Le caniveau situé au quartier d’Irmane sur la RN 74 dans le village Tibouamouchine a enregistré ce lundi sa deuxième victime. En effet, un automobiliste dont le moteur du véhicule s’est arrêté et voulant le remettre en marche, en lançant la voiture en marche arrière sur une pente, a perdu le contrôle de celle-ci qui s’en est allée tomber dans l’abîme. La passagère, une femme d’un certain âgee, affolée par l’accident et sous le choc, voulant quitter le véhicule n’a pas aperçu le caniveau. Et comme conséquence fâcheuse, un malheur ne vient jamais seul. La malheureuse est tombée dans le fossé et son genou a percuté la bordure en béton, ce qui lui a provoqué une fracture à la jambe, selon un témoin oculaire. Ainsi, un jeune aveugle, le premier à tomber dan ce caniveau et avec plus de peur que de mal, s’en était sorti avec seulement quelques blessures légères. La liste des victimes s’allonge et à qui le tour ? Y a chari dala, dit l’adage.

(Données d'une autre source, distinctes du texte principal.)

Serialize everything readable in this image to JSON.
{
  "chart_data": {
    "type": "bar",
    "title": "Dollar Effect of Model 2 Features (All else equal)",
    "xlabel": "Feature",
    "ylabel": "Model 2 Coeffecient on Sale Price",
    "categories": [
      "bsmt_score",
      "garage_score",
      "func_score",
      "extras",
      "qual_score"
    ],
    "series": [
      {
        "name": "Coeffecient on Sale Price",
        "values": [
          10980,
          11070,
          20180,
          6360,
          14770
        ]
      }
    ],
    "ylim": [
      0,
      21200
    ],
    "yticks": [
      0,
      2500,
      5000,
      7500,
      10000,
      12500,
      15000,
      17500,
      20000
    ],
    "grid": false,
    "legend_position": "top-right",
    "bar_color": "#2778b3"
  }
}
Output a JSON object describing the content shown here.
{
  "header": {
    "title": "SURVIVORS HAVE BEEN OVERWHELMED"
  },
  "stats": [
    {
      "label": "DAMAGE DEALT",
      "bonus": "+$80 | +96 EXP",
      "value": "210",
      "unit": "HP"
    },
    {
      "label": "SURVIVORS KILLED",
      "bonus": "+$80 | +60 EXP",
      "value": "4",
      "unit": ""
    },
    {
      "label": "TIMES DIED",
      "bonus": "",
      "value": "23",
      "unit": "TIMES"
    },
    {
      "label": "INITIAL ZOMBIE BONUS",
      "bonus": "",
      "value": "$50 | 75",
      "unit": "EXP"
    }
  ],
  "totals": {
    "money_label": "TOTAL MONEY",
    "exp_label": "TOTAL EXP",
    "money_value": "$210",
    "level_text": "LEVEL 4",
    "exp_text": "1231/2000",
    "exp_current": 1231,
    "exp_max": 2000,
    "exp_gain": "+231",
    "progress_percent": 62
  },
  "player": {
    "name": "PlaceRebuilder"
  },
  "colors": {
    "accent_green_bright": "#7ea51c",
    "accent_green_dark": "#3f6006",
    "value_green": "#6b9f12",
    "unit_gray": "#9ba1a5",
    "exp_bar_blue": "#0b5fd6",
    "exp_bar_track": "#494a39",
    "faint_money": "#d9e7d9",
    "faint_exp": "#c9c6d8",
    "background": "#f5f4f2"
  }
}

Cet état de fait a suscité beaucoup d’indignation chez les habitants rencontrés qui sont unanimes à crier leur ras-le-bol. « On se demande pourquoi des mesures urgentes n’ont pas été prises par les autorités locales pour exiger des services compétents la couverture avec des dalles en béton de ce caniveau érigé au milieu d’une grande agglomération et laissé ouvert. Car il s’agit avant tout de la santé des citoyens », tempêtent-ils. Certains arrivent difficilement à maîtriser leur colère, car craignant pour leurs enfants, qui, en allant à l’école, le longent et le traversent matin et soir, expliquent-ils. Aussi, les dalles en béton mises pour le passage en voitures des habitants du quartier d’Irmane et des maisons éparses ont cédé sous le poids des véhicules. « Vous voyez bien, ces dalles illustrent comme il se doit le travail bâclé qui entache ce projet ! », s’écrit un automobiliste qui a du mal à traverser sans que le pot d’échappement de son véhicule ne heurte le béton détérioré. Ainsi, le manque d’entretien a fait que celui-ci est envasé par des mélanges de boue et des détritus sur plusieurs endroits, ce qui n’a fait qu’exaspérer la colère des habitants qui ne savent pas à qui s’adresser pour qu’il soit mis fin à ce piège qui cause beaucoup plus de mal et aucun bien pour la population et les passants.